Das Verbot des UNRWA und seiner Aktivitäten durch ein am 28. Oktober vom israelischen Parlament verabschiedetes Gesetz ist ein verheerender Schlag und gibt Anlass zu großer Sorge. Das UNRWA ist eine wichtige Stütze für die PalästinenserInnen und der größte Anbieter von Gesundheitsdiensten im Gazastreifen. Das UNRWA ist auch für fast die gesamte Verteilung der Hilfsgüter der Vereinten Nationen verantwortlich. Wir wissen also nicht, wie wir ohne sie auskommen sollen. Die Folgen wären katastrophal für die ohnehin schon katastrophale humanitäre Lage in Gaza.
Ärzte ohne Grenzen ist auch im südlichen Gazastreifen tätig, wo sich über 1,7 Millionen Menschen aufhalten. Wie sehen die Lebensbedingungen bei Wintereinbruch aus?
Im südlichen Gazastreifen sind 1,7 Millionen Menschen im Regen und im Schlamm aufeinander gestapelt, mit Hunger im Bauch und Bomben, die auf sie fallen. Die Lage ist katastrophal.
Der Winter kam schnell und die Unterkünfte sind nach einem Jahr, in dem sie Sonne, Wind und Regen ausgesetzt waren, nicht mehr einsatzbereit. Sie sind überhaupt nicht an die Kälte oder die sintflutartigen Regenfälle angepasst, die wir in den letzten Wochen in Gaza erlebt haben. Einige Gebiete wurden vollständig überflutet, und auch die Zelte am Meer wurden teilweise überschwemmt.
Da die israelischen Behörden die Lieferung von humanitärer Hilfe und kommerziellen Lastwagen behindern, kommt es zu Engpässen, insbesondere bei Lebensmitteln. Die Märkte beginnen sich zu leeren, die Bäckereien schließen, und die Preise steigen. Ein kleiner Fladen Brot, der vor einigen Wochen noch ein paar Cent kostete, kostet jetzt 5 Schekel, etwas mehr als 1 Euro. In diesem Zusammenhang ist die Unterernährung wirklich ein wachsendes Problem.
Die gesamte Situation führt zu sehr starken Spannungen innerhalb der Gemeinden und Familien, die manchmal in Gewalt enden. Die Menschen sind äußerst angespannt.
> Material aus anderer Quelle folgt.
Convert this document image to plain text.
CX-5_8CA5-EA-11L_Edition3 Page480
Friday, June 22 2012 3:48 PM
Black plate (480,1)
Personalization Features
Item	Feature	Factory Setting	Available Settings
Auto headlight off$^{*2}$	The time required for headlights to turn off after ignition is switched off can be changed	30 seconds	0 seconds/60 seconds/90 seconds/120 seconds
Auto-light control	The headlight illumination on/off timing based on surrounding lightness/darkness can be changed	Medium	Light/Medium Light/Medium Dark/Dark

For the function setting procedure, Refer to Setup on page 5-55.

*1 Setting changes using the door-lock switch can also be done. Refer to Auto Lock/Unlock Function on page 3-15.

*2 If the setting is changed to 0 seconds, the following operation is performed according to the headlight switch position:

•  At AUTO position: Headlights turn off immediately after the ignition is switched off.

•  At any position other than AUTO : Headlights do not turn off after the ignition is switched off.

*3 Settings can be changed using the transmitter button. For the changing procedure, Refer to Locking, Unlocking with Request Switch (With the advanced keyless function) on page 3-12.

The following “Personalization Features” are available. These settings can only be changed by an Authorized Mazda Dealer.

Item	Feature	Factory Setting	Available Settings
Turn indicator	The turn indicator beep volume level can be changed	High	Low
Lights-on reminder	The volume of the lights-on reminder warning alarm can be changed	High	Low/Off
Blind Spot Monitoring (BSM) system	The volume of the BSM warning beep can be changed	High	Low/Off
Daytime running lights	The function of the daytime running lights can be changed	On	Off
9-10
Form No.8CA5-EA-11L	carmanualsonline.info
Die Teams versuchen, den medizinischen Bedarf zu decken, insbesondere im Nasser-Krankenhaus in Khan Younis, das ständig überfüllt ist. Außerdem haben wir das Feldkrankenhaus von Ärzte ohne Grenzen in Deir al-Balah im Zentrum des Gazastreifens, wo die Teams pädiatrische Versorgung, reproduktive Gesundheitsfürsorge für schwangere Frauen, Physiotherapie und allgemeine medizinische Beratung anbieten. Derzeit laufen Vorbereitungen, um die Zahl der Betten zu erhöhen, da die Zahl der kranken Kinder aufgrund des kalten Wetters und der Lebensbedingungen zunehmen wird.
Gaza bedeutet heute Kälte, Hunger und Bomben. Wir brauchen unbedingt einen Waffenstillstand und einen massiven und uneingeschränkten Zustrom von Hilfsgütern, um das Leiden von Tausenden von Menschen zu beenden, von denen die meisten Frauen und Kinder sind, die auch die meisten Toten in diesem Krieg zu beklagen haben.